Are social media so…cial?

by Valentin Dellieu

The common sense argues now that ICT are really challenging the way to encounter and to keep in touch with people.  Is it so true?  There is of course no black or white answer but some reflexion to have and to keep in mind.  Debates are diverse and hard to be solved regarding the way those media are now part of our daily life.

But whose daily life? The huge majority of Internet users are “white” English speakers, living in urban or suburban area, well educated and earning an over average wage.  And in an urban context like Manchester’s, the divide is big between ICT users and others.  Communities on the web can only reach or gather people within this high socio-economical profile. This can be a weakness.

Furthermore, instead of engaging with difference, people in the social media look for similarity. They are based on same interests and specialised relationships.  As such, they don’t have to negotiate difference or disorder and are far away from the disturbing or overwhelming crowds of urban spaces on which communities were traditionally relying. So virtual communities, as a whole, cannot benefit from the day-to-day enjoyable encounters or face-to-face meetings.  It diminishes the range of possible shared information. It could also miss the potential of openness given by ICT.

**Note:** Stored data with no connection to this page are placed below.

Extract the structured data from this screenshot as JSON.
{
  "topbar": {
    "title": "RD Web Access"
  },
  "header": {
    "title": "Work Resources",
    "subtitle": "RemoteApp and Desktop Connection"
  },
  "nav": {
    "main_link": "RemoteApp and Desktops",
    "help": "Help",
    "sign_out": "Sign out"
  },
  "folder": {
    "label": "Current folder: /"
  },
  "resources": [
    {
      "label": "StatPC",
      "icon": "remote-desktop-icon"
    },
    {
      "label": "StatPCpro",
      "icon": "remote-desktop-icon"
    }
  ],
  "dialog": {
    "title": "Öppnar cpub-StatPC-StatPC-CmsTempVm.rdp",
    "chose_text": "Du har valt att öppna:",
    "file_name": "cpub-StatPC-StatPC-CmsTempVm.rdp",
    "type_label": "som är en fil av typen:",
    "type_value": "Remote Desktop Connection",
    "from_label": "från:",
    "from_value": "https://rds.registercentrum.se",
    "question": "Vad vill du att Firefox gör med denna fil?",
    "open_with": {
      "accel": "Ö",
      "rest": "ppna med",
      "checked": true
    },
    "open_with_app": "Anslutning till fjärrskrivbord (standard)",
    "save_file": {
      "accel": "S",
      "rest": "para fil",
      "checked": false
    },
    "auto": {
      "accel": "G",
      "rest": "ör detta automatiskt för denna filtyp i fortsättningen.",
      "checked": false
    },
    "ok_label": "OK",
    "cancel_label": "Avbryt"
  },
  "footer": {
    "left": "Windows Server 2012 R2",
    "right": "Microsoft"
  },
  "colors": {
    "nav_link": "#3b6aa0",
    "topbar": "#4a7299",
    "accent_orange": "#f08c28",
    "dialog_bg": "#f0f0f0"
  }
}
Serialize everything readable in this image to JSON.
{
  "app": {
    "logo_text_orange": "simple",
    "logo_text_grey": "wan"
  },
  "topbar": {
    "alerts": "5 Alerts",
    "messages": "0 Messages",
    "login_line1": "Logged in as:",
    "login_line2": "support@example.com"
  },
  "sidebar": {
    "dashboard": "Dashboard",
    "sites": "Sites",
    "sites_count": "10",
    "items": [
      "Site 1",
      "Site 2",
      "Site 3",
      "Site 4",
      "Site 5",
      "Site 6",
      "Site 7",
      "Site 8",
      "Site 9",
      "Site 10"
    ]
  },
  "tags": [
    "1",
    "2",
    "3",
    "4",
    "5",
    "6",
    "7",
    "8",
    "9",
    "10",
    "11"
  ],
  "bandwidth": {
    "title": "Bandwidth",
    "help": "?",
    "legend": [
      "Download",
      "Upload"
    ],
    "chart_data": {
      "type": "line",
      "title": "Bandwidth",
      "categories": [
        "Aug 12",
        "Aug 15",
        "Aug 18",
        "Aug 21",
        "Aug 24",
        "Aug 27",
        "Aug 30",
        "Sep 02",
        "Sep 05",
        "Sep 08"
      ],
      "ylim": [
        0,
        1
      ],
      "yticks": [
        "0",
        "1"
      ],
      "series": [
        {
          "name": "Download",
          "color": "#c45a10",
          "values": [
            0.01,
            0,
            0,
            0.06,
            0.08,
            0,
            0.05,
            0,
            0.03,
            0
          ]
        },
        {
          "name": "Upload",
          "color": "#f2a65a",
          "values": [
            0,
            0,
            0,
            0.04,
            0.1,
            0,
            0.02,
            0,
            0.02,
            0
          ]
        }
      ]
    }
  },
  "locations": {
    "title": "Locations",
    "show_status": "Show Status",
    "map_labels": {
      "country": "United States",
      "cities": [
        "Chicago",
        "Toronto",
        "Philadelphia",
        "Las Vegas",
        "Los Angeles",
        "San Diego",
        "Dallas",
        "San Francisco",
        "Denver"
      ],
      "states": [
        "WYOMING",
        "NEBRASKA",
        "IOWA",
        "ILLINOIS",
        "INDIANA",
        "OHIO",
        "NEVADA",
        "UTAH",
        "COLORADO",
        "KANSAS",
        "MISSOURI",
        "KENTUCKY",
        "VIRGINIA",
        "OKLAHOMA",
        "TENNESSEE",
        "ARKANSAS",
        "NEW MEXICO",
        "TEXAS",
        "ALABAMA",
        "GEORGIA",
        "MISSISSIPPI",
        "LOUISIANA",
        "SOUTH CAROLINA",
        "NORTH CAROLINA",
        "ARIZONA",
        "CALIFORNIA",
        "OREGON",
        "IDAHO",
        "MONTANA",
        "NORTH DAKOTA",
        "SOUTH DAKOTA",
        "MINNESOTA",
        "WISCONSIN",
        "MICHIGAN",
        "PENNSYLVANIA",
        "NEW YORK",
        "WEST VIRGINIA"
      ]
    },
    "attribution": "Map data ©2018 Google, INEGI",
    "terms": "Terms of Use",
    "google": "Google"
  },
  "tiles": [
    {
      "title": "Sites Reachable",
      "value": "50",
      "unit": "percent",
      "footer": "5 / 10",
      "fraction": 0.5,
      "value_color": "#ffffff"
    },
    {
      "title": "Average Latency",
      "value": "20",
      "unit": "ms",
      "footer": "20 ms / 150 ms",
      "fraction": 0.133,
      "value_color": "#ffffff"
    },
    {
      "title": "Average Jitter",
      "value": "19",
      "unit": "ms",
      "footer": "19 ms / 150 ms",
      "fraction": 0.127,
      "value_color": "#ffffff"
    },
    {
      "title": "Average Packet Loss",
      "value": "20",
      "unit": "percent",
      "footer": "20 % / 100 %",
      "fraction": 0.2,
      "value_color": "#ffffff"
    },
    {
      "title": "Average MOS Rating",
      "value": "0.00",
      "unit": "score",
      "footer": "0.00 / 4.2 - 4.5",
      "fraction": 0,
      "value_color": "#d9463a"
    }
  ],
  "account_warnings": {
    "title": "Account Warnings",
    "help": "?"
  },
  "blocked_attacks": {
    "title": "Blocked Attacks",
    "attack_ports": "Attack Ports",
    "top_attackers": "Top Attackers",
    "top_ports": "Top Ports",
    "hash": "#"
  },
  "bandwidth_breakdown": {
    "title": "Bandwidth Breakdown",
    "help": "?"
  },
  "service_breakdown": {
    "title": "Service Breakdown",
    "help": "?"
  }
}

On the other hand this absence of real contact is also one of the big advantages of social media.  Without it the rules of behaviour in groups and public place are not relevant anymore.  No need to dress up or to adopt specific attitude.  It can reduce fear and allows other kinds of expressions for a lot of different actors.  The recent events in North Africa and Middle-East are illustrating this reality very powerfully. It could let think that the rise of ICT is leading automatically to much more individual liberty even among these communities.  Some argues that it is not automatically the case partly because of the ‘information divide’ which on the opposite reinforce the traditional structures and power relations in such a way to deepen present inequalities and communities.  The information divide is also highly discussed and seemed not so important as such because it is balanced by other kind of information – the local knowledge – which is much more appropriate to day-to-day life of  the so-called ‘information poor’.  Nevertheless, combined to other divides and poverty it is a significant serious problem.

Very important are the discussions around the weight and importance of ICT as real ‘social’ media. Their new role should not be seen on a too deterministic way.  If they have a high role in today’s life and economy it won’t replace locality.  A lot of virtual community had understood this element and have a situated side where other kind of information and feelings can be shared. Social media are very important tools but not merely site of community and encounter as such.

Based on

Evans, K. F., Maintaining Community in the Informal Age. The importance of Trust, Place and Situated Knowledge, New York, Palgrave Macmillian, 2004.